The human brain is probably the most complex organ of the body, and comparing it to the National Health Service may give us conceptual hints as to how we approach reconfigurations.
The brain cannot undergo limitless growth in response to increasing demand, which may or may not increase as a person gets older.
This is shown for example by the fact that it’s contained within a skull. It has an outer covering which encases it. This is known as the ‘blood brain barrier’ regulating traffic between the body and the brain, analogous to the regulators.
Seeing what is happening from output this barrier can be a good marker of the quality of activities within the brain itself.
The brain makes decisions, plans ahead, makes decisions, has a working memory, can learn, has memory for events, and is able to perceive aspects of the world around it.
Also bits of it can suffer from a build-up of toxic metabolites, which may be kept hidden.
It needs a brainstem to survive, which for example contains centres that control our breath. This brainstem also connects the brain to the rest of the body.
We of course need lungs to breathe. In the same way, the the NHS needs the rest of the economy to survive. And we can’t absolutely divorce what is happening in the NHS from the rest of what is happening in the UK, in much the same way the brain cannot be thought to be separate from lungs. There’s an interdependency.
The human brain is incredibly metabolically active. Without being given adequate resources, the whole thing will simply die.
The body needs to work too. For example, if we can’t breath, we don’t get the oxygen to run the brain. If there is insufficient monies to run the NHS, of the order of billions, it will simply fail.
No-one really understands the complexity of the brain, in a similar way to not many people understand how the NHS works as a whole. There are thought to be 100 billion brain cells, in various proportions of the types of brain cells.
With so many brain cells, and connections between them, it’s inevitable that some connections (and even brain cells) will become “redundant” with time.
The number of each category of brain cells doesn’t matter as such as long as the whole brain functions well. However, some people worry that certain types of brain cells, or entities in the NHS, consume too much energy and are not particularly efficient. This is of course of concern if you’re thinking about having enough energy for the brain as a whole.
It’s likely that no one part of the brain fulfils a certain function in the brain, such as decision making. It’s likely that different parts of the brain work in synchrony to fulfil these functions. However, some parts of the brain may be more important than others for producing certain brain functions.
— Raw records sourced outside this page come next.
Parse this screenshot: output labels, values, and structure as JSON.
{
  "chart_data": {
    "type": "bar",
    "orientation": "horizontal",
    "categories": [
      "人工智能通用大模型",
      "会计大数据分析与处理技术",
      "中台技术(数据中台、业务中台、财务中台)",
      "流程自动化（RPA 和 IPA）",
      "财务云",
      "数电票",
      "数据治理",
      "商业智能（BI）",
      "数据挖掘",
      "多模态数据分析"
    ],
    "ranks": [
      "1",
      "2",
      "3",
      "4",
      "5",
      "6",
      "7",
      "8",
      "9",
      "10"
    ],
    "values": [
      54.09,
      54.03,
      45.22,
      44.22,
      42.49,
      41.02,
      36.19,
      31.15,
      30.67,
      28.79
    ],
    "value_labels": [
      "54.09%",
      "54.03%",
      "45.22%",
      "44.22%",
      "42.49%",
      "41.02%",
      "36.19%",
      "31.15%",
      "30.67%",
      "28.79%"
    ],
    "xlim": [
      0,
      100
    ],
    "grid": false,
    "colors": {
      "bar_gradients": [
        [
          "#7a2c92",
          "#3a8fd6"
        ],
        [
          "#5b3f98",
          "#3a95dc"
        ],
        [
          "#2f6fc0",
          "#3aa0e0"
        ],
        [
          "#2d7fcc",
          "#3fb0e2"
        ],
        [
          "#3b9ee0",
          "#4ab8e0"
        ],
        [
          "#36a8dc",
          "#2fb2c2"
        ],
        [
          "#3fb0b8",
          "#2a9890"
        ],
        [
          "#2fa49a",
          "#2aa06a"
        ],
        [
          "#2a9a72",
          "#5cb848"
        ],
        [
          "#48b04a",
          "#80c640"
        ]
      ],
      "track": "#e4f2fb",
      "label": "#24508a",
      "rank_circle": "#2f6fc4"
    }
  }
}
This is possibly helpful to think about what happens when some parts of the brain fail.
Some parts of the NHS may be running a deficit in a moribund way before they enter an outright failure regime.
In the same way, it could be that some parts of the brain don’t have enough oxygen – maybe insufficient money or spending too much money, and so forth. Lack of oxygen can produce a stroke.
The question is what happens when a part of the brain has a stroke. Somebody has to ascertain that that part of the brain has no residual function left.
Who makes that diagnosis, that there’s no function left, and no amount of oxygen will make that brain part work, is bound to be controversial, as to the subsequent management step of allowing that brain part to go peacefully out of action.
A problem obviously arises if it’s decided that that ‘out of action’ brain part goes into managed decline too quickly.
It could be that that part of the brain is actually critical for a function from the brain. This could be the case for a particular entity in the NHS itself too.
If a part of the brain is truly dead, the rest of a network of other parts of the brain could be recruited to fulfil that function. Such plasticity is known to a limited degree in the adult nervous system, but is much easier in the developing nervous system.
Brains which are old depend on activity in parts of the brain to determine where the connections are strongest and best made.
This is fundamentally the ‘issue’ for socialists who think that activity can determine some NHS services going into ‘managed decline’ through a mercenary neo-Darwinian ‘survival of the fitness’ process.
A problem with Lewisham, originally, was that it appeared that bits of the brain, to overegg this analogy, were being shut down because other parts of the brain had failed. This is of course counterintuitive.
It could be through proper planning can we can work out how to reconfigure networks so that the brain is still able to provide all its functions.
A major problem with recent legislation is bits of the brain can now be shut down without proper analysis,
Another major problem is that there is enormous public distrust, so that people are uncertain that the brain will be given enough oxygen to carry out its functions.
But on a happier note, the brain is a bit unpredictable. It is a remarkably sophisticated organ. There’s a lot of affection for it which far transcends it being a ‘sacred cow’.
As it gets older, we need the very best sophisticated minds to work out how best to progress English policy. I am not absolutely certain we have them just yet.